Sem contar a subsidiária AHS, que atua no mercado americano, os lançamentos apresentaram crescimento de 11% na comparação anual e vieram acima das estimativas do BTG e do JP Morgan, mas abaixo do esperado pelo Credit Suisse.
Embora alguns analistas tenham considerado esta cifra ainda sólida, ao menos três pontos das prévias decepcionaram: vendas líquidas fracas, velocidade de vendas baixa e queima de caixa.
As vendas líquidas da MRV no terceiro trimestre totalizaram R$ 2,01 bilhões, queda de 2,4% ante o trimestre anterior e alta de 2,4% na comparação anual; sem considerar a AHS, as vendas líquidas totalizaram R$ 1,39 bilhão, uma queda de 29% em relação ao terceiro trimestre do ano passado e abaixo do esperado por BTG, JP Morgan e Credit Suisse.
Leia Também
As vendas decepcionantes podem ser atribuídas à elevação dos preços, decorrente do encarecimento dos materiais de construção.
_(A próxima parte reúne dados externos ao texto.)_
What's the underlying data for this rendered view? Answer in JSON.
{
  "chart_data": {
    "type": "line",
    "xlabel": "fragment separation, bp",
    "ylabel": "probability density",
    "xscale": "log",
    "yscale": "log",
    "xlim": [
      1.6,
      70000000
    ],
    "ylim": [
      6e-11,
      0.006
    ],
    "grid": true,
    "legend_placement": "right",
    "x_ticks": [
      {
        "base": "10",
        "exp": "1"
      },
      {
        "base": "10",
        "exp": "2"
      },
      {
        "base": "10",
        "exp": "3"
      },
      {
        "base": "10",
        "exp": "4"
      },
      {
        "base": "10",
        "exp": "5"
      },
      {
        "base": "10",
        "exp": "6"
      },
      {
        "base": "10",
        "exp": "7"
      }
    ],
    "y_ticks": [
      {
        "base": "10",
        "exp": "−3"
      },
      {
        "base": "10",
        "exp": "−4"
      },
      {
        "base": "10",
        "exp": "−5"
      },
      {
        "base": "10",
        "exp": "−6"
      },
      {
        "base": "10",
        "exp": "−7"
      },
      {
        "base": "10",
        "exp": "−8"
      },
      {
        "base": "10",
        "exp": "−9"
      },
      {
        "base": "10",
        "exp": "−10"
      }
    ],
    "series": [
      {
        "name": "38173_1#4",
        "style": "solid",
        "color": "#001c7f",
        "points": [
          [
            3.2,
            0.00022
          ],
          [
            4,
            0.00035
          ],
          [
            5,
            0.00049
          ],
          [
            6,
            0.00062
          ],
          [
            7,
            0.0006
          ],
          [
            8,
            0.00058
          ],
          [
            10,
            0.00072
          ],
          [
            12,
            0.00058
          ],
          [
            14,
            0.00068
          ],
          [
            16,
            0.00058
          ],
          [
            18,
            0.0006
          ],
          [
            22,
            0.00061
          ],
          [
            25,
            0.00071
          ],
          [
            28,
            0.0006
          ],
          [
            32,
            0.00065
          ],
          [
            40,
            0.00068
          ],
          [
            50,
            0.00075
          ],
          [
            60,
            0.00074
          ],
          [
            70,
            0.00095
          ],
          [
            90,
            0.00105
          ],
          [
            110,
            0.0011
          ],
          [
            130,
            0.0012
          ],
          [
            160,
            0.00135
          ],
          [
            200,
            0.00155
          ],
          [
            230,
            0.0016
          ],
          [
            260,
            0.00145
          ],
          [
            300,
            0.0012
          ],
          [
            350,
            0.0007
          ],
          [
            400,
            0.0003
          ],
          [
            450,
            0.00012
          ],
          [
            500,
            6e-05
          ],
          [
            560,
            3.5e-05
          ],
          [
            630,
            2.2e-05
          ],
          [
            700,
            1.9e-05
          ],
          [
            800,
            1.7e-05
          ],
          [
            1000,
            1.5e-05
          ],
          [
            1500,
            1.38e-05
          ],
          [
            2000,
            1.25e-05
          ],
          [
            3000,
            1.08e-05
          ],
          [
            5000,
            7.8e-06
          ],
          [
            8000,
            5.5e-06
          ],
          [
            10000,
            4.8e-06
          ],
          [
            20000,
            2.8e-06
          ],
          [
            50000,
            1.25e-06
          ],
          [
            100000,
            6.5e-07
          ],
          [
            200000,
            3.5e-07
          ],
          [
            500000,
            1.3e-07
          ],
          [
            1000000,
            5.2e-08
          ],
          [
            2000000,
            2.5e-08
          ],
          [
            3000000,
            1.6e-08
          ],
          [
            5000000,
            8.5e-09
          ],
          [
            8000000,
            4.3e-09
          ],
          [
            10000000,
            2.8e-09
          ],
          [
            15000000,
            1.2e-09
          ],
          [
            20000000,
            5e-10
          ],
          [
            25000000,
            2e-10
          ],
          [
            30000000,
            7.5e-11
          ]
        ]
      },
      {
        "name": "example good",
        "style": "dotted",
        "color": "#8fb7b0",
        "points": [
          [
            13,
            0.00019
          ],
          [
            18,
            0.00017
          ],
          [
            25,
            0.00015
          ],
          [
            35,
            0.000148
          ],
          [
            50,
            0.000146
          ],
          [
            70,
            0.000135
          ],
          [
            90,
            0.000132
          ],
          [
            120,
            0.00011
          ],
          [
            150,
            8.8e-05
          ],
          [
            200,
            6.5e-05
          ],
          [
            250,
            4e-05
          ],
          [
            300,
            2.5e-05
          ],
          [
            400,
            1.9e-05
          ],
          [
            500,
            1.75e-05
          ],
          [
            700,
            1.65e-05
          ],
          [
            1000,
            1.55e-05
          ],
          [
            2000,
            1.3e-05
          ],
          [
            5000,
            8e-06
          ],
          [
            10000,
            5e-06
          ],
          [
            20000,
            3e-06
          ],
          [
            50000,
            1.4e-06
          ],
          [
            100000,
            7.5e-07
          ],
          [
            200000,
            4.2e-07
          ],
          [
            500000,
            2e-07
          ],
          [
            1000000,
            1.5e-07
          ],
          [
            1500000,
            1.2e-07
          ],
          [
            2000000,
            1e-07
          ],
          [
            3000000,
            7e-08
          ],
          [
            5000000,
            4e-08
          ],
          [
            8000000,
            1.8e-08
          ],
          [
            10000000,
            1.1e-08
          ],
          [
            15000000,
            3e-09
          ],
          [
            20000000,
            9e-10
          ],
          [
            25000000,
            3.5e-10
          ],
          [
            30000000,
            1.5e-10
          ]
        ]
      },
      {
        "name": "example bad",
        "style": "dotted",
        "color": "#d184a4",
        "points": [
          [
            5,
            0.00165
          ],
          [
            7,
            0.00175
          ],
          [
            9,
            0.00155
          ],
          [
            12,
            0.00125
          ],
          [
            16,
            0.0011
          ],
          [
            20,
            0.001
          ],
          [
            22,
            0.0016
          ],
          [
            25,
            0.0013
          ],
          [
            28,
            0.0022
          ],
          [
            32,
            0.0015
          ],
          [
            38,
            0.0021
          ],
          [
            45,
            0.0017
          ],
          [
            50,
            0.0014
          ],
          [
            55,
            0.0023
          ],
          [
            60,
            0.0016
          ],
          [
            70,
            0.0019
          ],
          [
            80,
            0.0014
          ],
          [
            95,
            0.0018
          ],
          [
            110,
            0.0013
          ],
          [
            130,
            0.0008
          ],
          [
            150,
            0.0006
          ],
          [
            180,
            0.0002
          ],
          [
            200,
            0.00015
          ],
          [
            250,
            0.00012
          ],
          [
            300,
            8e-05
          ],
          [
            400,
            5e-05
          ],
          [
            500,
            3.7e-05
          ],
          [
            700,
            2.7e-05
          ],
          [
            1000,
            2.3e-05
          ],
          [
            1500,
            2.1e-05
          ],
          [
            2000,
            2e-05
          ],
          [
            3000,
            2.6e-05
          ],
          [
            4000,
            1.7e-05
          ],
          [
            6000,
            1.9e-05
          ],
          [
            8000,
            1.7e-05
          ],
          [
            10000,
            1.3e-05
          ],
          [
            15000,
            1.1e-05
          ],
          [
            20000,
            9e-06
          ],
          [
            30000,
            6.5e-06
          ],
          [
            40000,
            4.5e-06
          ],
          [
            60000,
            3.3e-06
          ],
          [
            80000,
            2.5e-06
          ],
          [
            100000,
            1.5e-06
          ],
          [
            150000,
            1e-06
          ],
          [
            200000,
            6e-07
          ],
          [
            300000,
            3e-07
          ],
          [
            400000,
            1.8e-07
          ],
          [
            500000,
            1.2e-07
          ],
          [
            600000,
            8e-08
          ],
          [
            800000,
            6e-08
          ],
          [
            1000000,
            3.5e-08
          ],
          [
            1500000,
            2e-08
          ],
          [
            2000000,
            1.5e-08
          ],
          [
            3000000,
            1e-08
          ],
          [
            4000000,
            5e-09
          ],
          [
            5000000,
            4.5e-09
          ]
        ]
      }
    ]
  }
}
Em outras palavras, a incorporadora repassou alta dos custos de construção para os preços, e isso justo num momento em que os financiamentos estão encarecendo, devido à alta nas taxas de juros.
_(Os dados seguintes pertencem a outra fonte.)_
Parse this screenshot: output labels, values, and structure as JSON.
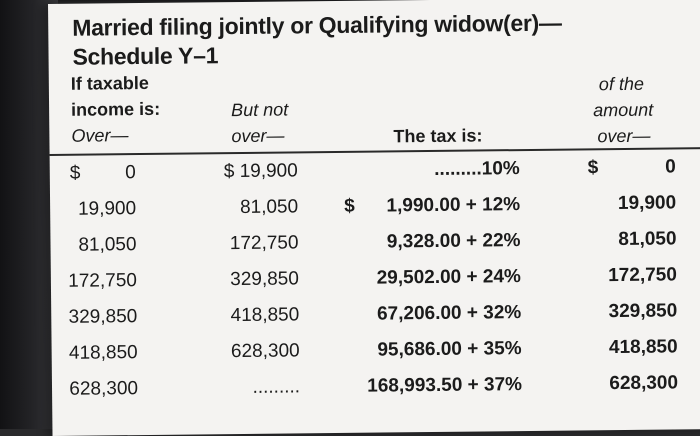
{
  "title_line1": "Married filing jointly or Qualifying widow(er)—",
  "title_line2": "Schedule Y–1",
  "headers": {
    "col1_line1": "If taxable",
    "col1_line2": "income is:",
    "col1_line3": "Over—",
    "col2_line1": "But not",
    "col2_line2": "over—",
    "col3": "The tax is:",
    "col4_line1": "of the",
    "col4_line2": "amount",
    "col4_line3": "over—"
  },
  "currency_symbol": "$",
  "rows": [
    {
      "over": "0",
      "but_not_over": "$ 19,900",
      "tax": ".........10%",
      "amount_over": "0"
    },
    {
      "over": "19,900",
      "but_not_over": "81,050",
      "tax": "1,990.00 + 12%",
      "amount_over": "19,900"
    },
    {
      "over": "81,050",
      "but_not_over": "172,750",
      "tax": "9,328.00 + 22%",
      "amount_over": "81,050"
    },
    {
      "over": "172,750",
      "but_not_over": "329,850",
      "tax": "29,502.00 + 24%",
      "amount_over": "172,750"
    },
    {
      "over": "329,850",
      "but_not_over": "418,850",
      "tax": "67,206.00 + 32%",
      "amount_over": "329,850"
    },
    {
      "over": "418,850",
      "but_not_over": "628,300",
      "tax": "95,686.00 + 35%",
      "amount_over": "418,850"
    },
    {
      "over": "628,300",
      "but_not_over": ".........",
      "tax": "168,993.50 + 37%",
      "amount_over": "628,300"
    }
  ]
}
De fato, o preço médio por unidade subiu 48,9% em comparação com o terceiro trimestre de 2020 e 20,5% ante o segundo trimestre deste ano, para R$ 238 mil.
No segmento MRV, essa alta foi de 8,7% na base anual e 3,1% na comparação trimestral, para R$ 175 mil; já no segmento Urba, o aumento foi de 67,6% na comparação anual e 25,1% na trimestral, para R$ 165 mil.
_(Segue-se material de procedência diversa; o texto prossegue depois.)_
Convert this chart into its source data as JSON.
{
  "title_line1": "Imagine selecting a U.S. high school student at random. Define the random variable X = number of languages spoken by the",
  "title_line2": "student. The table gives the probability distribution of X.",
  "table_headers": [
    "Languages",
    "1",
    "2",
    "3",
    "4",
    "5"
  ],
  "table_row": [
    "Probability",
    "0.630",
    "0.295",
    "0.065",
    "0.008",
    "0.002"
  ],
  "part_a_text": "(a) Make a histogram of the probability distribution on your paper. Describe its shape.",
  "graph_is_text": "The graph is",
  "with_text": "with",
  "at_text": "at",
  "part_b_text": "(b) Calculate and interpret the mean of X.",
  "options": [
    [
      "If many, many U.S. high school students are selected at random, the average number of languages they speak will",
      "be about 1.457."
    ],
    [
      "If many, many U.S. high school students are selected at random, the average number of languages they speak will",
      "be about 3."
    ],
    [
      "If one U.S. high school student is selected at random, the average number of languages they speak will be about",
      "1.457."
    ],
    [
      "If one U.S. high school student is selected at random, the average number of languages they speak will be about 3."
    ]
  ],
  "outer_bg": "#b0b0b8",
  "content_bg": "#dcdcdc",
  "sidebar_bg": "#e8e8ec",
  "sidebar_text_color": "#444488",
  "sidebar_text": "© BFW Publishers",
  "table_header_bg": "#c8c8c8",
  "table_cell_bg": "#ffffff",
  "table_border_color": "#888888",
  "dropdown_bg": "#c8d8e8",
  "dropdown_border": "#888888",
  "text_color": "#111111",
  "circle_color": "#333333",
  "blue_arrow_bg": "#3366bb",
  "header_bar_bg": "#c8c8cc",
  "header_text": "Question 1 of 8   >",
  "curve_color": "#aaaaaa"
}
Como consequência, a velocidade de vendas, calculada pelo indicador Vendas Líquidas sobre Oferta (VSO) viu uma queda considerável, tanto na comparação trimestral quanto na anual.
No segmento MRV, a VSO ficou em 14% no terceiro trimestre, ante uma VSO de 17,3% no trimestre anterior (queda de 3,3 pontos percentuais) e de 21,2% no mesmo período do ano passado (queda de 7,2 pontos percentuais).
O Credit Suisse destacou que a VSO de 14% é a menor velocidade de vendas desde o quarto trimestre de 2019.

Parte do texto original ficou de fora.